DX APM 11.1.3 Agents disconnecting and reconnecting continuously

book

Article ID: 141967

calendar_today

Updated On:

Products

CA Application Performance Management Agent (APM / Wily / Introscope) CA Application Performance Management (APM / Wily / Introscope) INTROSCOPE DX Application Performance Management

Issue/Introduction

Agents are continuously disconnecting and reconnecting to the cluster environment.

- On Agent side, it's disconnected due to socket closed. The IntroscopeAgent.log file (DEBUG enabled) reports the following:
[DEBUG] [IntroscopeAgent.IsengardMessaging] WebSocket socket channel closed.                                                                          
[DEBUG] [IntroscopeAgent.IncomingMessageDeliveryTask] Unexpected end of stream while reading from node at: Socket Transport connected with websocket: wss://apmservices-xxxxx:443
java.io.EOFException                                                                                                                                                                                
        at java.io.DataInputStream.readInt(DataInputStream.java:392)                                                                                                                                
        at com.wily.isengard.postofficehub.link.v1.IsengardObjectInputStream.readInt(IsengardObjectInputStream.java:1312)                                                                           
        at com.wily.isengard.postofficehub.link.v1.IsengardObjectInputStream.setUpStartObjectGraph(IsengardObjectInputStream.java:459)                                                              
        at com.wily.isengard.postofficehub.link.v1.IsengardObjectInputStream.readObject(IsengardObjectInputStream.java:257)                                                                         
        at com.wily.isengard.postofficehub.link.v1.IncomingMessageDeliveryTask.deliverNextMessage(IncomingMessageDeliveryTask.java:76)                                                              
        at com.wily.isengard.postofficehub.link.v1.IncomingRouteConnector.receiveIncomingMessages(IncomingRouteConnector.java:170)                                                                  
        at com.wily.isengard.postofficehub.link.v1.IncomingRouteConnector.doTask(IncomingRouteConnector.java:89)                                                                 
        at com.wily.isengard.util.thread.AThreadedExecutable.run(AThreadedExecutable.java:192)                                                                                                      
        at java.lang.Thread.run(Thread.java:748)                                                                                                                                                    
[VERBOSE] [IntroscopeAgent.PostOfficeHub] Disconnected From: Node=Server, Address=apmservices-xxxx:443, Type=socket                    

- On Enterprise Manager side, it's also disconnected suddenly.
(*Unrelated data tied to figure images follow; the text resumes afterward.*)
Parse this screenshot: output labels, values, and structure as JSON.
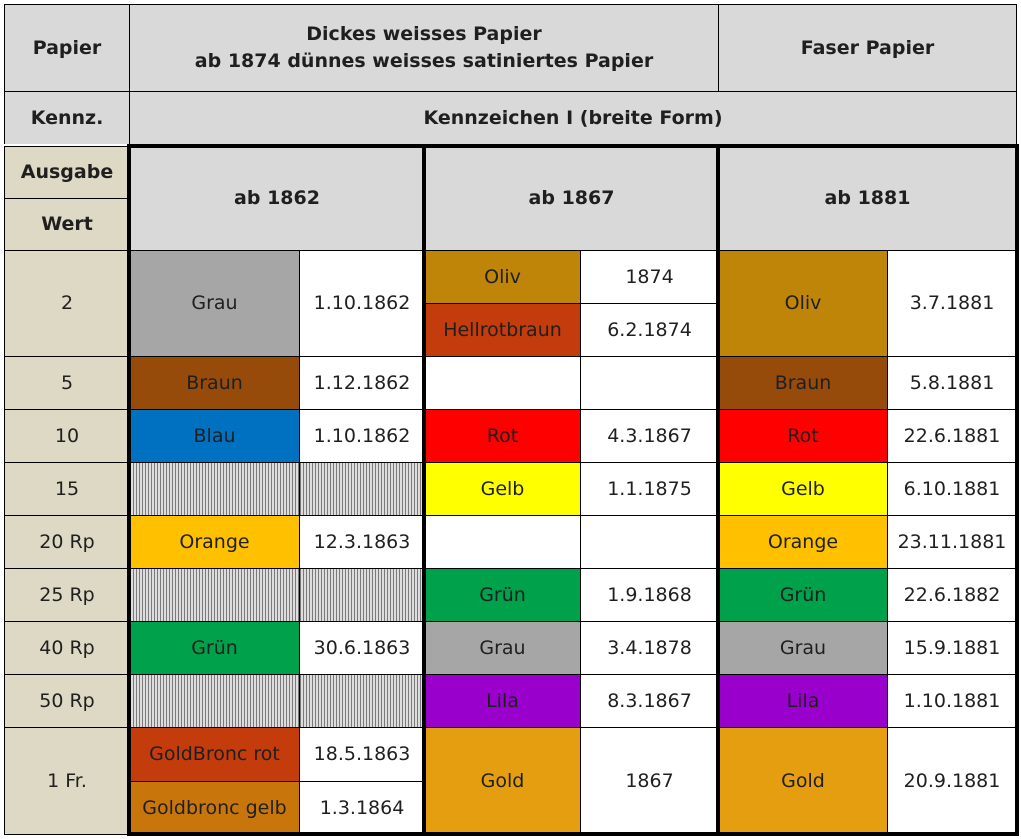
{
  "header": {
    "papier_label": "Papier",
    "papier_line1": "Dickes weisses Papier",
    "papier_line2": "ab 1874 dünnes weisses satiniertes Papier",
    "faser": "Faser Papier",
    "kennz_label": "Kennz.",
    "kennz_value": "Kennzeichen I (breite Form)",
    "ausgabe_label": "Ausgabe",
    "wert_label": "Wert",
    "issue_1862": "ab 1862",
    "issue_1867": "ab 1867",
    "issue_1881": "ab 1881"
  },
  "colors": {
    "grau": "#a6a6a6",
    "braun": "#964b0b",
    "blau": "#0070c0",
    "orange": "#ffc000",
    "gruen": "#00a14b",
    "rot": "#ff0000",
    "gelb": "#ffff00",
    "oliv": "#bf8508",
    "hellrotbraun": "#c43c0c",
    "lila": "#9900cc",
    "gold": "#e49e10",
    "goldbronc_rot": "#c43c0c",
    "goldbronc_gelb": "#c8760c"
  },
  "rows": [
    {
      "wert": "2",
      "c1862": [
        {
          "color": "Grau",
          "date": "1.10.1862"
        }
      ],
      "c1867": [
        {
          "color": "Oliv",
          "date": "1874"
        },
        {
          "color": "Hellrotbraun",
          "date": "6.2.1874"
        }
      ],
      "c1881": [
        {
          "color": "Oliv",
          "date": "3.7.1881"
        }
      ]
    },
    {
      "wert": "5",
      "c1862": [
        {
          "color": "Braun",
          "date": "1.12.1862"
        }
      ],
      "c1867": [
        {
          "color": "",
          "date": ""
        }
      ],
      "c1881": [
        {
          "color": "Braun",
          "date": "5.8.1881"
        }
      ]
    },
    {
      "wert": "10",
      "c1862": [
        {
          "color": "Blau",
          "date": "1.10.1862"
        }
      ],
      "c1867": [
        {
          "color": "Rot",
          "date": "4.3.1867"
        }
      ],
      "c1881": [
        {
          "color": "Rot",
          "date": "22.6.1881"
        }
      ]
    },
    {
      "wert": "15",
      "c1862": [
        {
          "color": "",
          "date": ""
        }
      ],
      "c1867": [
        {
          "color": "Gelb",
          "date": "1.1.1875"
        }
      ],
      "c1881": [
        {
          "color": "Gelb",
          "date": "6.10.1881"
        }
      ]
    },
    {
      "wert": "20 Rp",
      "c1862": [
        {
          "color": "Orange",
          "date": "12.3.1863"
        }
      ],
      "c1867": [
        {
          "color": "",
          "date": ""
        }
      ],
      "c1881": [
        {
          "color": "Orange",
          "date": "23.11.1881"
        }
      ]
    },
    {
      "wert": "25 Rp",
      "c1862": [
        {
          "color": "",
          "date": ""
        }
      ],
      "c1867": [
        {
          "color": "Grün",
          "date": "1.9.1868"
        }
      ],
      "c1881": [
        {
          "color": "Grün",
          "date": "22.6.1882"
        }
      ]
    },
    {
      "wert": "40 Rp",
      "c1862": [
        {
          "color": "Grün",
          "date": "30.6.1863"
        }
      ],
      "c1867": [
        {
          "color": "Grau",
          "date": "3.4.1878"
        }
      ],
      "c1881": [
        {
          "color": "Grau",
          "date": "15.9.1881"
        }
      ]
    },
    {
      "wert": "50 Rp",
      "c1862": [
        {
          "color": "",
          "date": ""
        }
      ],
      "c1867": [
        {
          "color": "Lila",
          "date": "8.3.1867"
        }
      ],
      "c1881": [
        {
          "color": "Lila",
          "date": "1.10.1881"
        }
      ]
    },
    {
      "wert": "1 Fr.",
      "c1862": [
        {
          "color": "GoldBronc rot",
          "date": "18.5.1863"
        },
        {
          "color": "Goldbronc gelb",
          "date": "1.3.1864"
        }
      ],
      "c1867": [
        {
          "color": "Gold",
          "date": "1867"
        }
      ],
      "c1881": [
        {
          "color": "Gold",
          "date": "20.9.1881"
        }
      ]
    }
  ]
}
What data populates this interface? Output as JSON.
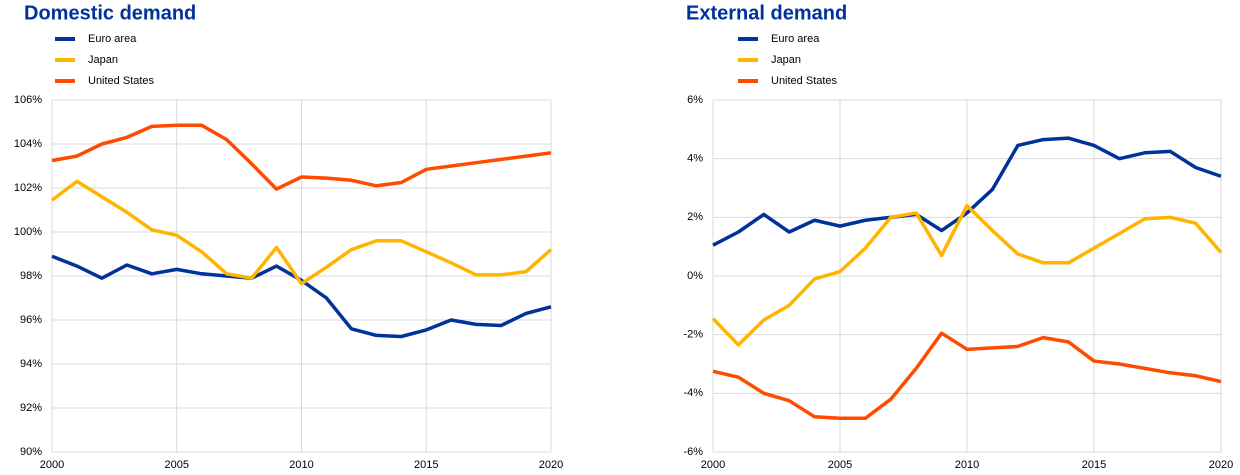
{
  "chart_data": [
    {
      "type": "line",
      "title": "Domestic demand",
      "x": [
        2000,
        2001,
        2002,
        2003,
        2004,
        2005,
        2006,
        2007,
        2008,
        2009,
        2010,
        2011,
        2012,
        2013,
        2014,
        2015,
        2016,
        2017,
        2018,
        2019,
        2020
      ],
      "series": [
        {
          "name": "Euro area",
          "color": "#003299",
          "values": [
            98.9,
            98.45,
            97.9,
            98.5,
            98.1,
            98.3,
            98.1,
            98.0,
            97.9,
            98.45,
            97.8,
            97.0,
            95.6,
            95.3,
            95.25,
            95.55,
            96.0,
            95.8,
            95.75,
            96.3,
            96.6
          ]
        },
        {
          "name": "Japan",
          "color": "#ffb400",
          "values": [
            101.45,
            102.3,
            101.6,
            100.9,
            100.1,
            99.85,
            99.1,
            98.1,
            97.9,
            99.3,
            97.65,
            98.4,
            99.2,
            99.6,
            99.6,
            99.1,
            98.6,
            98.05,
            98.05,
            98.2,
            99.2
          ]
        },
        {
          "name": "United States",
          "color": "#ff4b00",
          "values": [
            103.25,
            103.45,
            104.0,
            104.3,
            104.8,
            104.85,
            104.85,
            104.2,
            103.1,
            101.95,
            102.5,
            102.45,
            102.35,
            102.1,
            102.25,
            102.85,
            103.0,
            103.15,
            103.3,
            103.45,
            103.6
          ]
        }
      ],
      "xlim": [
        2000,
        2020
      ],
      "xticks": [
        2000,
        2005,
        2010,
        2015,
        2020
      ],
      "ylim": [
        90,
        106
      ],
      "yticks": [
        {
          "value": 90,
          "label": "90%"
        },
        {
          "value": 92,
          "label": "92%"
        },
        {
          "value": 94,
          "label": "94%"
        },
        {
          "value": 96,
          "label": "96%"
        },
        {
          "value": 98,
          "label": "98%"
        },
        {
          "value": 100,
          "label": "100%"
        },
        {
          "value": 102,
          "label": "102%"
        },
        {
          "value": 104,
          "label": "104%"
        },
        {
          "value": 106,
          "label": "106%"
        }
      ],
      "grid": true
    },
    {
      "type": "line",
      "title": "External demand",
      "x": [
        2000,
        2001,
        2002,
        2003,
        2004,
        2005,
        2006,
        2007,
        2008,
        2009,
        2010,
        2011,
        2012,
        2013,
        2014,
        2015,
        2016,
        2017,
        2018,
        2019,
        2020
      ],
      "series": [
        {
          "name": "Euro area",
          "color": "#003299",
          "values": [
            1.05,
            1.5,
            2.1,
            1.5,
            1.9,
            1.7,
            1.9,
            2.0,
            2.1,
            1.55,
            2.15,
            2.95,
            4.45,
            4.65,
            4.7,
            4.45,
            4.0,
            4.2,
            4.25,
            3.7,
            3.4
          ]
        },
        {
          "name": "Japan",
          "color": "#ffb400",
          "values": [
            -1.45,
            -2.35,
            -1.5,
            -1.0,
            -0.1,
            0.15,
            0.95,
            2.0,
            2.15,
            0.7,
            2.4,
            1.55,
            0.75,
            0.45,
            0.45,
            0.95,
            1.45,
            1.95,
            2.0,
            1.8,
            0.8
          ]
        },
        {
          "name": "United States",
          "color": "#ff4b00",
          "values": [
            -3.25,
            -3.45,
            -4.0,
            -4.25,
            -4.8,
            -4.85,
            -4.85,
            -4.2,
            -3.15,
            -1.95,
            -2.5,
            -2.45,
            -2.4,
            -2.1,
            -2.25,
            -2.9,
            -3.0,
            -3.15,
            -3.3,
            -3.4,
            -3.6
          ]
        }
      ],
      "xlim": [
        2000,
        2020
      ],
      "xticks": [
        2000,
        2005,
        2010,
        2015,
        2020
      ],
      "ylim": [
        -6,
        6
      ],
      "yticks": [
        {
          "value": -6,
          "label": "-6%"
        },
        {
          "value": -4,
          "label": "-4%"
        },
        {
          "value": -2,
          "label": "-2%"
        },
        {
          "value": 0,
          "label": "0%"
        },
        {
          "value": 2,
          "label": "2%"
        },
        {
          "value": 4,
          "label": "4%"
        },
        {
          "value": 6,
          "label": "6%"
        }
      ],
      "grid": true
    }
  ]
}
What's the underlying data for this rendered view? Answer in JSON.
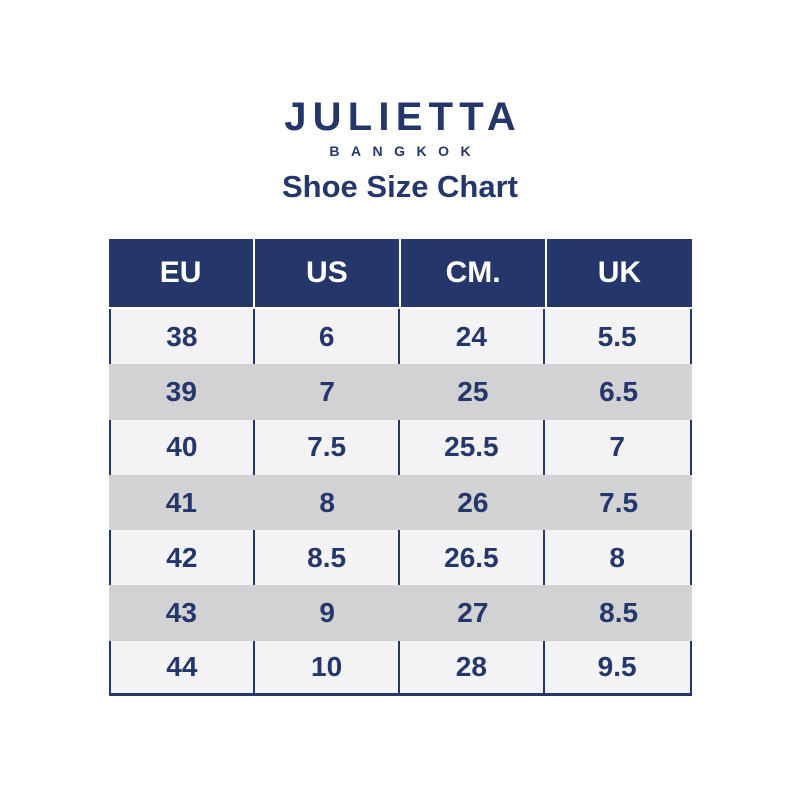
{
  "brand": {
    "name": "JULIETTA",
    "location": "BANGKOK"
  },
  "title": "Shoe Size Chart",
  "colors": {
    "navy": "#25376a",
    "light_row": "#f3f3f5",
    "gray_row": "#d2d2d4",
    "header_text": "#ffffff",
    "background": "#ffffff"
  },
  "table": {
    "headers": [
      "EU",
      "US",
      "CM.",
      "UK"
    ],
    "rows": [
      [
        "38",
        "6",
        "24",
        "5.5"
      ],
      [
        "39",
        "7",
        "25",
        "6.5"
      ],
      [
        "40",
        "7.5",
        "25.5",
        "7"
      ],
      [
        "41",
        "8",
        "26",
        "7.5"
      ],
      [
        "42",
        "8.5",
        "26.5",
        "8"
      ],
      [
        "43",
        "9",
        "27",
        "8.5"
      ],
      [
        "44",
        "10",
        "28",
        "9.5"
      ]
    ]
  },
  "chart_data": {
    "type": "table",
    "title": "Shoe Size Chart",
    "columns": [
      "EU",
      "US",
      "CM.",
      "UK"
    ],
    "rows": [
      [
        38,
        6,
        24,
        5.5
      ],
      [
        39,
        7,
        25,
        6.5
      ],
      [
        40,
        7.5,
        25.5,
        7
      ],
      [
        41,
        8,
        26,
        7.5
      ],
      [
        42,
        8.5,
        26.5,
        8
      ],
      [
        43,
        9,
        27,
        8.5
      ],
      [
        44,
        10,
        28,
        9.5
      ]
    ],
    "layout": "header row navy with white text; body rows alternate light gray and darker gray stripes; navy column dividers visible on light rows only"
  }
}
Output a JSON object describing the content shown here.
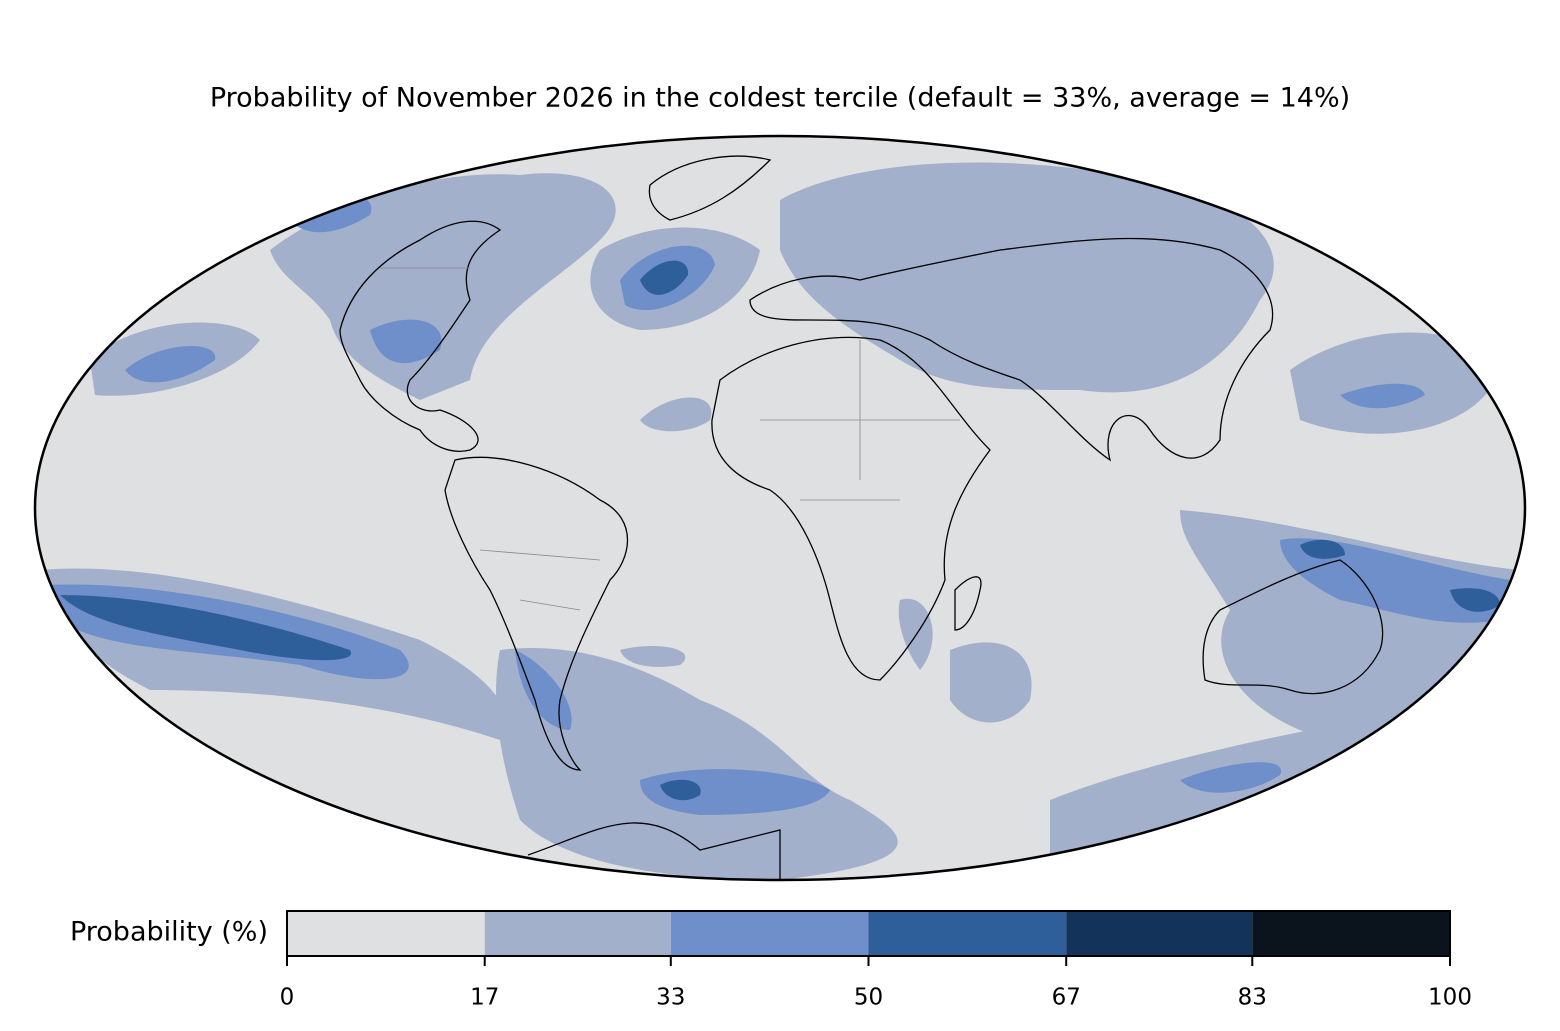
{
  "title": "Probability of November 2026 in the coldest tercile (default = 33%, average = 14%)",
  "colorbar": {
    "label": "Probability (%)",
    "range": [
      0,
      100
    ],
    "ticks": [
      0,
      17,
      33,
      50,
      67,
      83,
      100
    ],
    "colors": [
      "#dfe0e2",
      "#a2b0cb",
      "#6e8fca",
      "#2f5f9b",
      "#14335a",
      "#0b141d"
    ]
  }
}
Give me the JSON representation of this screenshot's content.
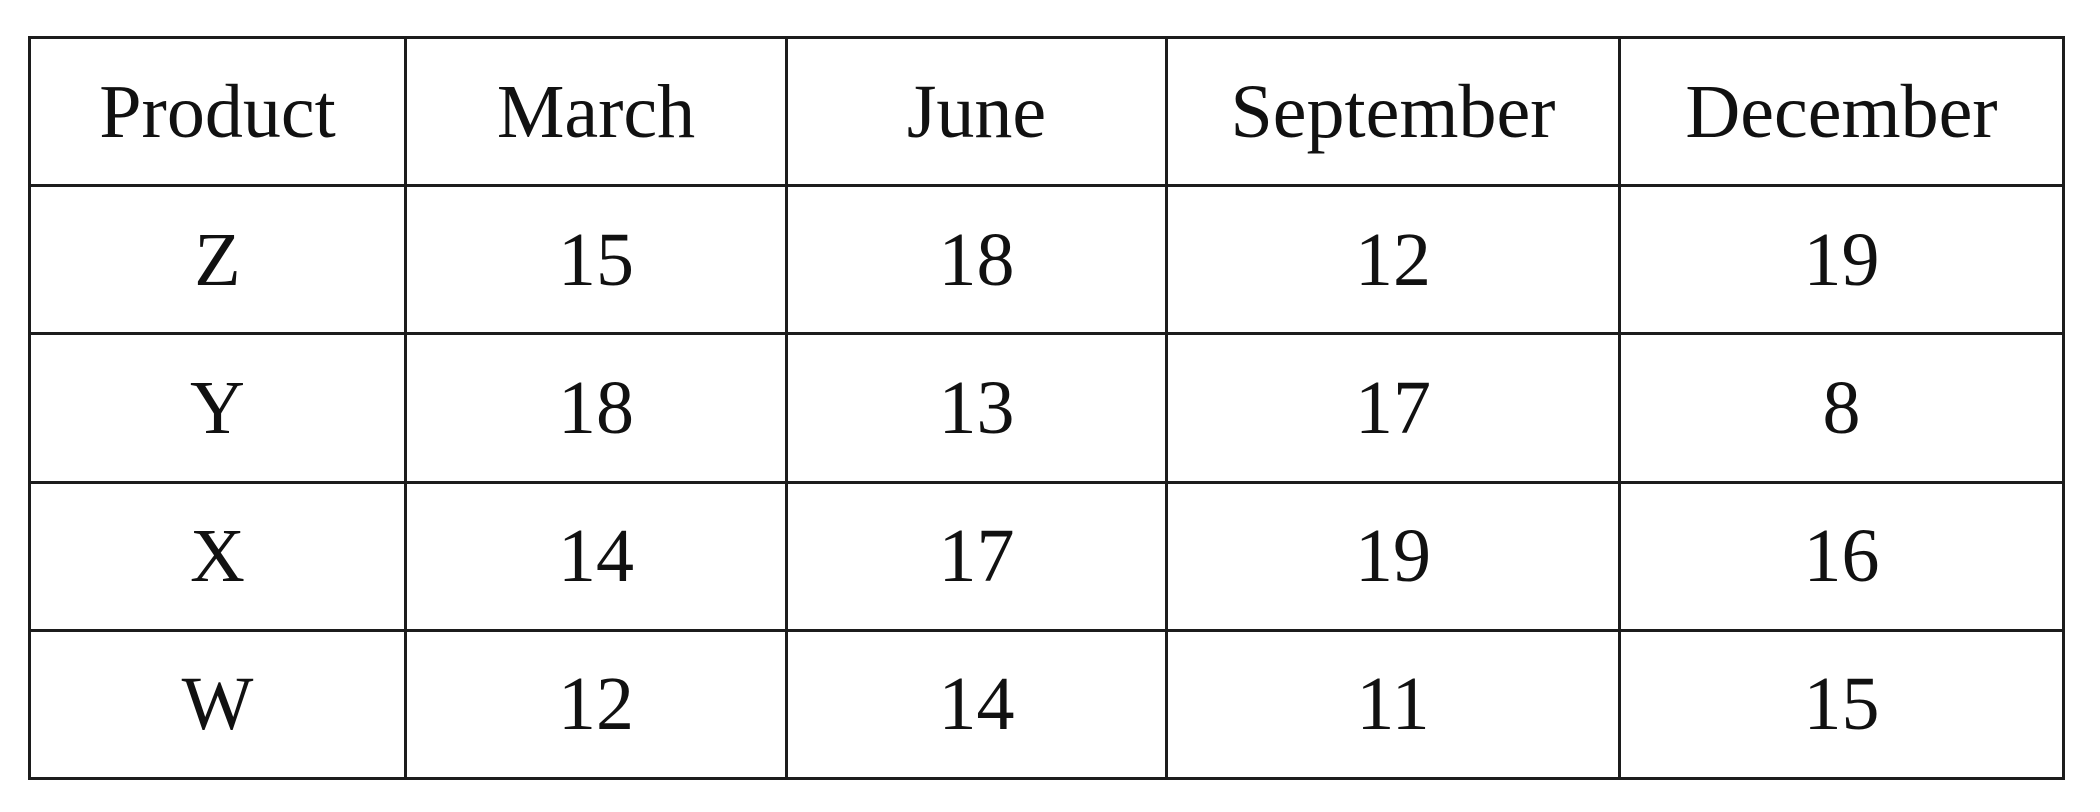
{
  "table": {
    "headers": [
      "Product",
      "March",
      "June",
      "September",
      "December"
    ],
    "rows": [
      [
        "Z",
        "15",
        "18",
        "12",
        "19"
      ],
      [
        "Y",
        "18",
        "13",
        "17",
        "8"
      ],
      [
        "X",
        "14",
        "17",
        "19",
        "16"
      ],
      [
        "W",
        "12",
        "14",
        "11",
        "15"
      ]
    ]
  },
  "chart_data": {
    "type": "table",
    "columns": [
      "Product",
      "March",
      "June",
      "September",
      "December"
    ],
    "rows": [
      {
        "Product": "Z",
        "March": 15,
        "June": 18,
        "September": 12,
        "December": 19
      },
      {
        "Product": "Y",
        "March": 18,
        "June": 13,
        "September": 17,
        "December": 8
      },
      {
        "Product": "X",
        "March": 14,
        "June": 17,
        "September": 19,
        "December": 16
      },
      {
        "Product": "W",
        "March": 12,
        "June": 14,
        "September": 11,
        "December": 15
      }
    ]
  }
}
The IntroscopeEnterpriseManager.log file (DEBUG enabled) reports the following:
[INFO] [PO Route Down Executor] [Manager] Lost connection at: Node=Agent_10310, Address=/xx.xxx.x.xxx:xxxxx, Type=socket

 

Cause

This is a known issue of ingress nginx auto reloading when there is service/pod restart. Example of a service/pod restarting, see "doi-dspintegrator" service below:

[[email protected] ~]# kubectl get pods -n dxi
NAME                                                    READY        STATUS                         RESTARTS        AGE
doi-dspcasa1-xxxxx-xxx                        1/1                Running                         0                        11d
doi-dspintegrator-xxxxx-xxx                   0/1               CrashLoopBackOff        1655                   11d
doi-genericapiconnector-xxxxx-xxx       1/1                Running                         0                        11d

 

Refer to the following link for further information regarding the known issue of ingress nginx:

https://github.com/kubernetes/ingress-nginx/issues/2985

 

 

Environment

APM 11.1.3

Resolution

This issue can be addressed by using any of the following suggestions:

a) Use HTTPS rather than WSS for the agent connection to the EM.
This will not affect HTTPS, because there is a session kept on cloudgw that will be assigned to a new connection based on the session cookie. Therefore HTTPS communication works even if the connections are being closed. The same should apply for the agent side.

- Open the IntroscopeAgent.profile file (located at "Agent_home\config directory")
- Replace the agentManager.ul property to use HTTPS, eg:
agentManager.url.1=wss://apmservices-xxx:443
to
agentManager.url.1=https://apmservices-xxx:443
- Save the IntroscopeAgent.profile
- Restart the Agent

b) By fixing the service/pods restarts there should not be any disconnections anymore.